Como foi usada a autoridade nos últimos quarenta anos?

Hoje as autoridades se comportam de maneiras a não serem respeitadas pelas suas falhas de caráter, moral e dignidade.

21/07/2018 por Por Raul Rodrigues

Tendo observado o uso da autoridade nos últimos quarenta anos, tanto de maneira caleidoscópica – estudo da sequência de fatos – pelo uso da memória ou pela própria literatura, ou ainda pela minha característica de cinéfilo. Cheguei à conclusão de que a autoridade, desde a dos pais, às das autoridades impostas pelas regras da sociedade: delegado, padre, juiz, promotor, prefeito, governador e até presidente, chefe de repartição; hoje nem tanto usual, a autoridade do professor ou professora, dos avós, dos tios, tias, e assim sucessivamente. Tais autoridades vêm sendo alteradas nas metodologias do próprio uso.

Nos anos 20/30 aos anos 70 meados de 80, apenas duas alterações aconteceram na aplicação das autoridades. Entre 20 e 70, as autoridades eram respeitadas pela hierarquia familiar, grau de ocupação dos cargos, e de maneira cultural introduzida nas mentes das gerações sob a forma da reverência ao simples avistar. Quem é desse período sabe que não era preciso alguém cobrar o respeito a outrem no mínimo mais velho. O que era atendido de pronto.

A partir dos anos 80, começou a se cobrar visivelmente que os mais novos respeitassem os mais velhos ou a alguém que ocupasse um alto cargo desde clerical, às demais autoridades civis e militares. Era sinônimo de uma boa educação prestar reverência às autoridades constituídas pela idade ou pelos cargos. E estas autoridades apenas cobravam o devido respeito. Filhos ou filhas não se intrometiam nas conversas de adulto e assim por diante.

A partir dos anos 90, as autoridades começaram a impor que fossem elas respeitadas. Era o principio do fim da essência da palavra respeito. Gerando dessa época, até aos dias atuais, o abuso de autoridade ao se exigir respeito a quem respeito se deve ter naturalmente!

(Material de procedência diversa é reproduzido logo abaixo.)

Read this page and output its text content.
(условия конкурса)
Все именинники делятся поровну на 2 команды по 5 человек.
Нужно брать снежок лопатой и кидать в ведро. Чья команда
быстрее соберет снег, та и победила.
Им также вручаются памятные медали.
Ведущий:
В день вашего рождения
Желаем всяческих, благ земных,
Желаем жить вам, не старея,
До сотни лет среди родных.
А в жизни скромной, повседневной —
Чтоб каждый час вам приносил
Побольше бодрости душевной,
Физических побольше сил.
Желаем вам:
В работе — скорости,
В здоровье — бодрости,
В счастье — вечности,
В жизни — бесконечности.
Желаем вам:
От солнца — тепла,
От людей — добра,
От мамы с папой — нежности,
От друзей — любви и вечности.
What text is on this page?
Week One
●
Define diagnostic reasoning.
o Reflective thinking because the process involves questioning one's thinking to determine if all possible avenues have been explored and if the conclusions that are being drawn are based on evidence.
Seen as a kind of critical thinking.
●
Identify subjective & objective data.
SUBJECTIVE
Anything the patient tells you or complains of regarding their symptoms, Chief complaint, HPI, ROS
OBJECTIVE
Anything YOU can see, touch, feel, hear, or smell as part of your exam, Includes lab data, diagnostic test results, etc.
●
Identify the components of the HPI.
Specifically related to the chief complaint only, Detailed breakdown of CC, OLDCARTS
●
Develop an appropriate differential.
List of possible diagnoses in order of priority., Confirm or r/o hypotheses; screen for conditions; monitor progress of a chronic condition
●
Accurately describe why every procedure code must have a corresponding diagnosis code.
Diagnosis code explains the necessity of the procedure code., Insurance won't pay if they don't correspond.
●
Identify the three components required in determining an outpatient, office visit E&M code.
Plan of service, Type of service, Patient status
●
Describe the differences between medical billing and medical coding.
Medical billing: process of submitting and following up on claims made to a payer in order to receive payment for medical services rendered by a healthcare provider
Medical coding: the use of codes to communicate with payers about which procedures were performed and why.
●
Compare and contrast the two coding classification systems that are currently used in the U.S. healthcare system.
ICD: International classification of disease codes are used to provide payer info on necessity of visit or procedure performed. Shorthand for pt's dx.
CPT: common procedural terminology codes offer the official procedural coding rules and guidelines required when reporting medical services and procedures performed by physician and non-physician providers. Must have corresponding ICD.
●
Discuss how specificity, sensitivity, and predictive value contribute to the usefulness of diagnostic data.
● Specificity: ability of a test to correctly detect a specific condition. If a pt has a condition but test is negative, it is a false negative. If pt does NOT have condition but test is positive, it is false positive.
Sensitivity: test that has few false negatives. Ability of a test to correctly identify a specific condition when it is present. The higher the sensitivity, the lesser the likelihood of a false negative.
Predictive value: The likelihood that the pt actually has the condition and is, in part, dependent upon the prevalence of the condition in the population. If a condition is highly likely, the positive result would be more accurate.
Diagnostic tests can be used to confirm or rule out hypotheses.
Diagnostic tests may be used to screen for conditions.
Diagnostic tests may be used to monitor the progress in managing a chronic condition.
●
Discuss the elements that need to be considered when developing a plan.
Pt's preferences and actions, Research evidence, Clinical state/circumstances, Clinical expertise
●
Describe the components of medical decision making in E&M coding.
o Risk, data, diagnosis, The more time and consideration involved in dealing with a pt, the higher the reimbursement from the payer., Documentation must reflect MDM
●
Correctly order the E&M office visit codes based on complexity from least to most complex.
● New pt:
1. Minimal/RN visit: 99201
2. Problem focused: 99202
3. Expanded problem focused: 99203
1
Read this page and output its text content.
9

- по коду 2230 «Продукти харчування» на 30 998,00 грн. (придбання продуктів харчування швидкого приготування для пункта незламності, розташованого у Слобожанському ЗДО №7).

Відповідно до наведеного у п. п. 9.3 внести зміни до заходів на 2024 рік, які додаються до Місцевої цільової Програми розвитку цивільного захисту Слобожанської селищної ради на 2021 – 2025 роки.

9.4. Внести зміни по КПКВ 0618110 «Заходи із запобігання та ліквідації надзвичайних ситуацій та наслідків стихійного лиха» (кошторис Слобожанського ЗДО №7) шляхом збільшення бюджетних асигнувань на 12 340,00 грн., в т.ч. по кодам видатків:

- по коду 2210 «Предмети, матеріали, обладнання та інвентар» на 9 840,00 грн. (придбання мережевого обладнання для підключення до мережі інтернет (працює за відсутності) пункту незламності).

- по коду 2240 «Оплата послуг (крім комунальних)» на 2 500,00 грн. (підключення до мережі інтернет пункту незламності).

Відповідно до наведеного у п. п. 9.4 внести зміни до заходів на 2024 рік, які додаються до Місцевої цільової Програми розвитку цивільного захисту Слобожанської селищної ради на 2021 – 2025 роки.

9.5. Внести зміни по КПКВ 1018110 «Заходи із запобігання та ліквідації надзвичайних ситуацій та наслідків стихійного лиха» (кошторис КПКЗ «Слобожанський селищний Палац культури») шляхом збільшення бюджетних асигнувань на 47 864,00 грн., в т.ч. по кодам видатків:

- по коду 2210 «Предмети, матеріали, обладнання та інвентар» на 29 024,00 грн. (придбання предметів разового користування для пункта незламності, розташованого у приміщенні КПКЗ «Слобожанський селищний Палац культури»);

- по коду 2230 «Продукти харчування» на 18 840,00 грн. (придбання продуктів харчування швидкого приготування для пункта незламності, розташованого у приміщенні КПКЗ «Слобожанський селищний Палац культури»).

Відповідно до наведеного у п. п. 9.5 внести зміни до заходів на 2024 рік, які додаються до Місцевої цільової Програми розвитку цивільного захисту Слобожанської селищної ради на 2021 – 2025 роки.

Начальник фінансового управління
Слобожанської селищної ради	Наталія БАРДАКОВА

Por consequência, têm autoridades que não se respeitam, aproveitando-se dessa falha da compreensão hierárquica para fazer impor desejos contidos a subalternos usando de todas as formas possíveis e imagináveis para reprimir e oprimir a quem se deseja dominar quais animais adestrados com horários e deveres a cumprir, inclusive os inadmissíveis.

Estamos sim, no começo do fim dos piores dias dos brasileiros e brasileiras, que pertencem à classe dos pobres mortais.